Undeniably, it would be bad for Greece and anyone investing in Greek stocks, really bad.  They’d have to introduce their own currency which would start trading against the Euro, and because of the shambles of the Greek economy it would depreciate rapidly.  Greece would experience huge inflation and imports would become much more expensive which would have a huge negative effect on the quality of life for the Greek people.  Also, when they went to borrow money internationally, their past track record would make it so they would only be able to do so at interest rates much, MUCH higher than they are getting now from the subsidized loans from Europe.  Greece would tumble into a huge recession that would make the past five years look like a day at Mykonos (again, I’ll be here all week).  After many, many years, things would start to normalize but Greece would be firmly entrenched in the ranks of a 3rd world economy rather than a peer among Europeans.  That would really suck if you were Greek.

The major unknown is what would happen to the other European countries in the Eurozone.  Probably for a little bit it would be rough sailing just because the maneuver of a country exiting the common currency has never been done before, but what would really change over the long-term?  Would Seimen’s x-ray machines (Germany) be any less accurate; would Heinekens (Netherlands) taste any less good; would Michelin tires (France) be any less durable; would Ferraris (Italy) be any less of a status symbol?  No, they’d all maintain their competitive positions, continue to sell, and maintain the value of their stocks.  After the brief hiccup when Greece leaves and things get settled, the European economies would probably be even stronger because they wouldn’t be dragging Greece along with them.  Sure, their imports to Greece would be hurt, but remember the Eurozone is about the size of the US economy while Greece’s economy is about the size of Connecticut’s; not a huge deal in the grand scheme of things.  I would predict that within two years (and probably even less), the European stock markets would be higher than they would on the day of Grexit.

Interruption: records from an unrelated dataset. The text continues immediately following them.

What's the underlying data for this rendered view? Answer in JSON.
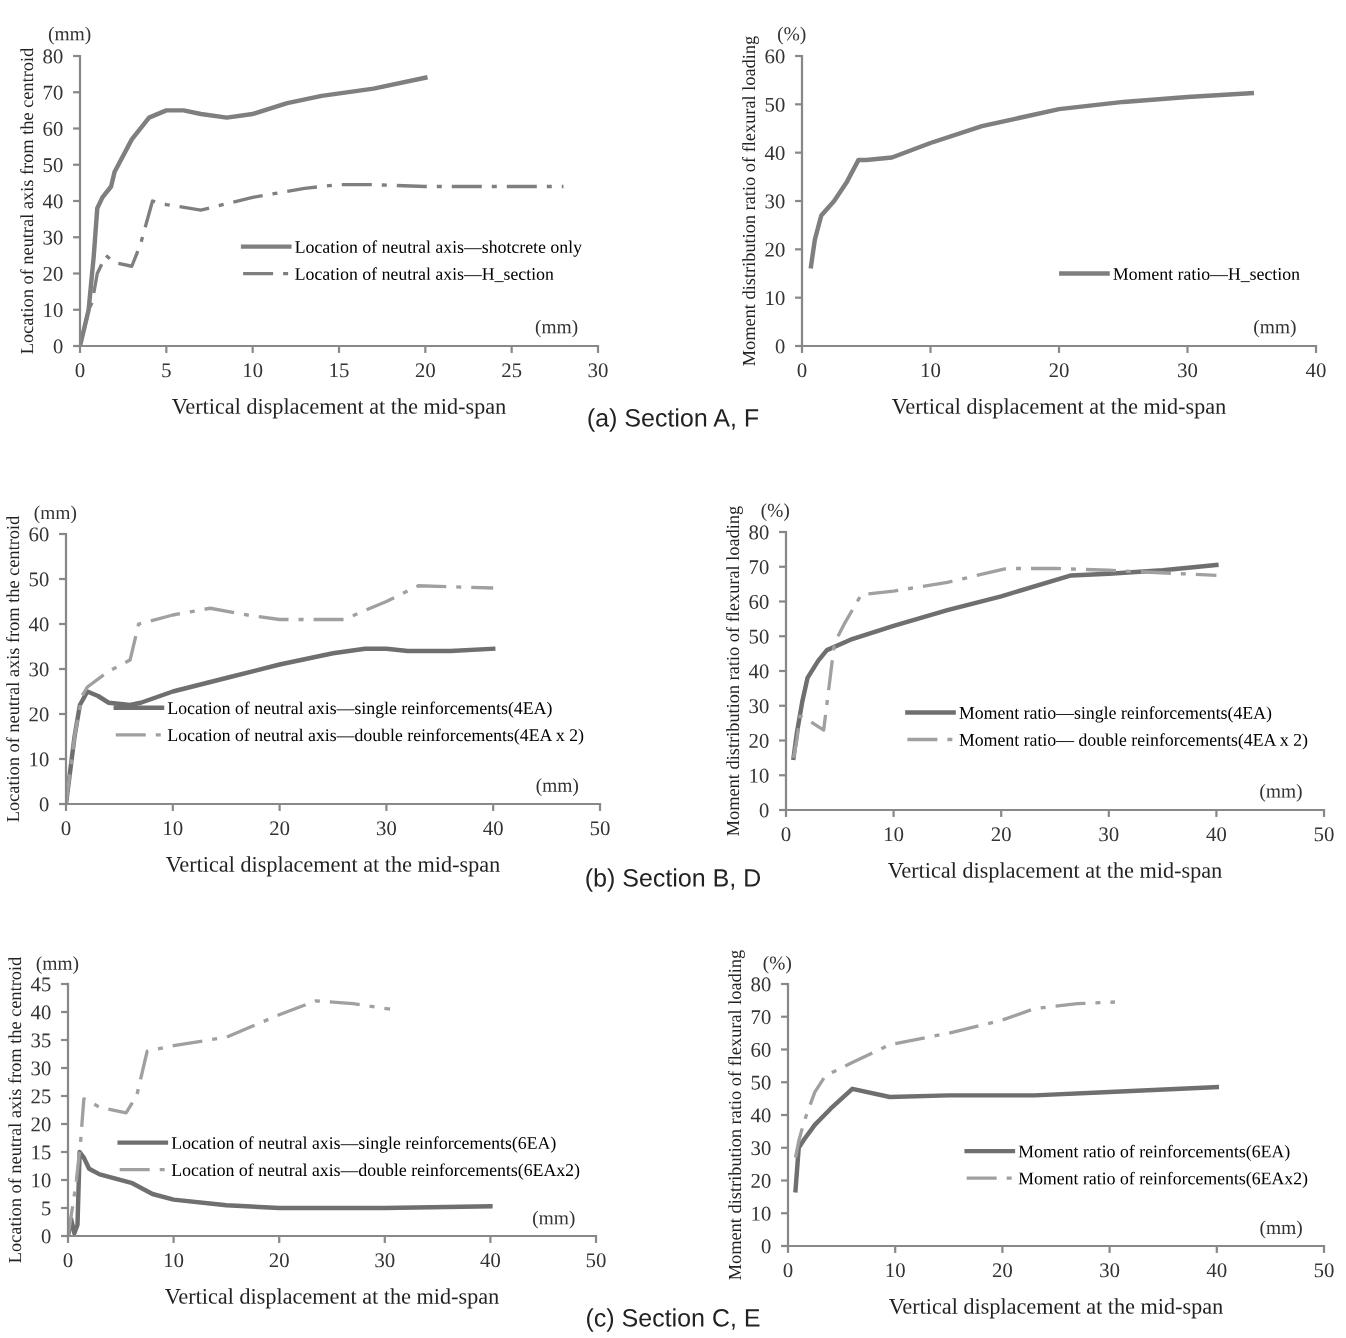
{
  "chart_data": [
    {
      "type": "line",
      "xlabel": "Vertical displacement at the mid-span",
      "ylabel": "Location of neutral axis from the centroid",
      "xlim": [
        0,
        30
      ],
      "xticks": [
        0,
        5,
        10,
        15,
        20,
        25,
        30
      ],
      "ylim": [
        0,
        80
      ],
      "yticks": [
        0,
        10,
        20,
        30,
        40,
        50,
        60,
        70,
        80
      ],
      "grid": false,
      "legend": "lower right",
      "annotations": [
        "(mm)",
        "(mm)",
        "(a) Section A, F"
      ],
      "series": [
        {
          "name": "Location of neutral axis—shotcrete only",
          "color": "#7f7f7f",
          "line_style": "solid",
          "x": [
            0,
            0.5,
            0.8,
            1.0,
            1.3,
            1.8,
            2,
            3,
            4,
            5,
            6,
            7,
            8.5,
            10,
            12,
            14,
            17,
            20
          ],
          "values": [
            0,
            10,
            25,
            38,
            41,
            44,
            48,
            57,
            63,
            65,
            65,
            64,
            63,
            64,
            67,
            69,
            71,
            74
          ]
        },
        {
          "name": "Location of neutral axis—H_section",
          "color": "#7f7f7f",
          "line_style": "dashed",
          "x": [
            0,
            0.5,
            0.7,
            1,
            1.5,
            2,
            3,
            3.5,
            4.2,
            5,
            7,
            10,
            13,
            15,
            17,
            20,
            28
          ],
          "values": [
            0,
            10,
            12,
            20,
            25,
            23,
            22,
            28,
            40,
            39,
            37.5,
            41,
            43.5,
            44.5,
            44.5,
            44,
            44
          ]
        }
      ]
    },
    {
      "type": "line",
      "xlabel": "Vertical displacement at the mid-span",
      "ylabel": "Moment distribution ratio of flexural loading",
      "xlim": [
        0,
        40
      ],
      "xticks": [
        0,
        10,
        20,
        30,
        40
      ],
      "ylim": [
        0,
        60
      ],
      "yticks": [
        0,
        10,
        20,
        30,
        40,
        50,
        60
      ],
      "grid": false,
      "legend": "lower right",
      "annotations": [
        "(%)",
        "(mm)"
      ],
      "series": [
        {
          "name": "Moment ratio—H_section",
          "color": "#7f7f7f",
          "line_style": "solid",
          "x": [
            0.7,
            1,
            1.5,
            2.5,
            3.5,
            4.4,
            5,
            7,
            10,
            14,
            20,
            25,
            30,
            35
          ],
          "values": [
            16.5,
            22,
            27,
            30,
            34,
            38.5,
            38.5,
            39,
            42,
            45.5,
            49,
            50.5,
            51.5,
            52.3
          ]
        }
      ]
    },
    {
      "type": "line",
      "xlabel": "Vertical displacement at the mid-span",
      "ylabel": "Location of neutral axis from the centroid",
      "xlim": [
        0,
        50
      ],
      "xticks": [
        0,
        10,
        20,
        30,
        40,
        50
      ],
      "ylim": [
        0,
        60
      ],
      "yticks": [
        0,
        10,
        20,
        30,
        40,
        50,
        60
      ],
      "grid": false,
      "legend": "lower right",
      "annotations": [
        "(mm)",
        "(mm)",
        "(b) Section B, D"
      ],
      "series": [
        {
          "name": "Location of neutral axis—single reinforcements(4EA)",
          "color": "#6f6f6f",
          "line_style": "solid",
          "x": [
            0,
            0.8,
            1.3,
            2,
            3,
            4,
            6,
            7,
            10,
            15,
            20,
            25,
            28,
            30,
            32,
            36,
            40
          ],
          "values": [
            0,
            15,
            22,
            25,
            24,
            22.5,
            22,
            22.5,
            25,
            28,
            31,
            33.5,
            34.5,
            34.5,
            34,
            34,
            34.5
          ]
        },
        {
          "name": "Location of neutral axis—double reinforcements(4EA x 2)",
          "color": "#a0a0a0",
          "line_style": "dashed",
          "x": [
            0,
            0.8,
            1.5,
            2,
            4,
            6,
            6.8,
            10,
            13.5,
            17,
            20,
            26,
            28,
            30,
            33,
            37,
            40
          ],
          "values": [
            0,
            15,
            24,
            26,
            29.5,
            32,
            40,
            42,
            43.5,
            42,
            41,
            41,
            43,
            45,
            48.5,
            48.2,
            48
          ]
        }
      ]
    },
    {
      "type": "line",
      "xlabel": "Vertical displacement at the mid-span",
      "ylabel": "Moment distribution ratio of flexural loading",
      "xlim": [
        0,
        50
      ],
      "xticks": [
        0,
        10,
        20,
        30,
        40,
        50
      ],
      "ylim": [
        0,
        80
      ],
      "yticks": [
        0,
        10,
        20,
        30,
        40,
        50,
        60,
        70,
        80
      ],
      "grid": false,
      "legend": "lower right",
      "annotations": [
        "(%)",
        "(mm)"
      ],
      "series": [
        {
          "name": "Moment ratio—single reinforcements(4EA)",
          "color": "#6f6f6f",
          "line_style": "solid",
          "x": [
            0.7,
            1,
            1.5,
            2,
            3,
            3.8,
            6,
            10,
            15,
            20,
            26.5,
            30,
            35,
            40
          ],
          "values": [
            15,
            22,
            31,
            38,
            43,
            46,
            49,
            53,
            57.5,
            61.5,
            67.5,
            68,
            69,
            70.5
          ]
        },
        {
          "name": "Moment ratio— double reinforcements(4EA x 2)",
          "color": "#a0a0a0",
          "line_style": "dashed",
          "x": [
            0.7,
            1,
            1.3,
            2,
            3.5,
            4.5,
            5.5,
            7,
            10,
            15,
            20.5,
            25,
            30,
            40
          ],
          "values": [
            15,
            20,
            27,
            26,
            23,
            48,
            54,
            62,
            63,
            65.5,
            69.5,
            69.5,
            69,
            67.5
          ]
        }
      ]
    },
    {
      "type": "line",
      "xlabel": "Vertical displacement at the mid-span",
      "ylabel": "Location of neutral axis from the centroid",
      "xlim": [
        0,
        50
      ],
      "xticks": [
        0,
        10,
        20,
        30,
        40,
        50
      ],
      "ylim": [
        0,
        45
      ],
      "yticks": [
        0,
        5,
        10,
        15,
        20,
        25,
        30,
        35,
        40,
        45
      ],
      "grid": false,
      "legend": "lower right",
      "annotations": [
        "(mm)",
        "(mm)",
        "(c) Section C, E"
      ],
      "series": [
        {
          "name": "Location of neutral axis—single reinforcements(6EA)",
          "color": "#6f6f6f",
          "line_style": "solid",
          "x": [
            0,
            0.3,
            0.6,
            0.9,
            1.1,
            1.5,
            2,
            3,
            6,
            8,
            10,
            15,
            20,
            30,
            40
          ],
          "values": [
            0,
            3,
            0.5,
            2,
            15,
            14,
            12,
            11,
            9.5,
            7.5,
            6.5,
            5.5,
            5,
            5,
            5.3
          ]
        },
        {
          "name": "Location of neutral axis—double reinforcements(6EAx2)",
          "color": "#a0a0a0",
          "line_style": "dashed",
          "x": [
            0,
            0.5,
            0.8,
            1.2,
            1.5,
            2,
            3,
            5.5,
            6.5,
            7.5,
            10,
            15,
            20,
            23.5,
            27,
            30.5
          ],
          "values": [
            0,
            6,
            10,
            17,
            24.5,
            24,
            23,
            22,
            25,
            33,
            34,
            35.5,
            39.5,
            42,
            41.5,
            40.5
          ]
        }
      ]
    },
    {
      "type": "line",
      "xlabel": "Vertical displacement at the mid-span",
      "ylabel": "Moment distribution ratio of flexural loading",
      "xlim": [
        0,
        50
      ],
      "xticks": [
        0,
        10,
        20,
        30,
        40,
        50
      ],
      "ylim": [
        0,
        80
      ],
      "yticks": [
        0,
        10,
        20,
        30,
        40,
        50,
        60,
        70,
        80
      ],
      "grid": false,
      "legend": "lower right",
      "annotations": [
        "(%)",
        "(mm)"
      ],
      "series": [
        {
          "name": "Moment ratio of reinforcements(6EA)",
          "color": "#6f6f6f",
          "line_style": "solid",
          "x": [
            0.7,
            1,
            1.5,
            2.5,
            4,
            6,
            9.5,
            15,
            23,
            30,
            40
          ],
          "values": [
            17,
            30,
            32.5,
            37,
            42,
            48,
            45.5,
            46,
            46,
            47,
            48.5
          ]
        },
        {
          "name": "Moment ratio of reinforcements(6EAx2)",
          "color": "#a0a0a0",
          "line_style": "dashed",
          "x": [
            0.7,
            1,
            1.5,
            2.5,
            3.5,
            6,
            9.5,
            15,
            20,
            23,
            27,
            30.5
          ],
          "values": [
            27,
            32,
            38,
            47,
            52,
            56,
            61.5,
            65,
            69,
            72.5,
            74,
            74.5
          ]
        }
      ]
    }
  ]
}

As far as the rest of us go, the whole Greek saga really has no bearing.  As I mentioned before Greece is tiny in terms of its economy.  If/when Greece exits the Eurozone and its economy implodes it will go unnoticed except by our news organizations which are going to have to find something else to talk about, but that’s really it.  In fact, because Grexit will be good for Europe, it will benefit the other global economies just because we will have a healthier and stronger Europe to work with.

 

So there you have it.  That’s my take.  The sooner we face reality, the sooner we accept that Greece just isn’t capable/willing to support itself, the sooner we’ll be able to move forward.  And that moving forward will help all our economies and be positive for the stock market.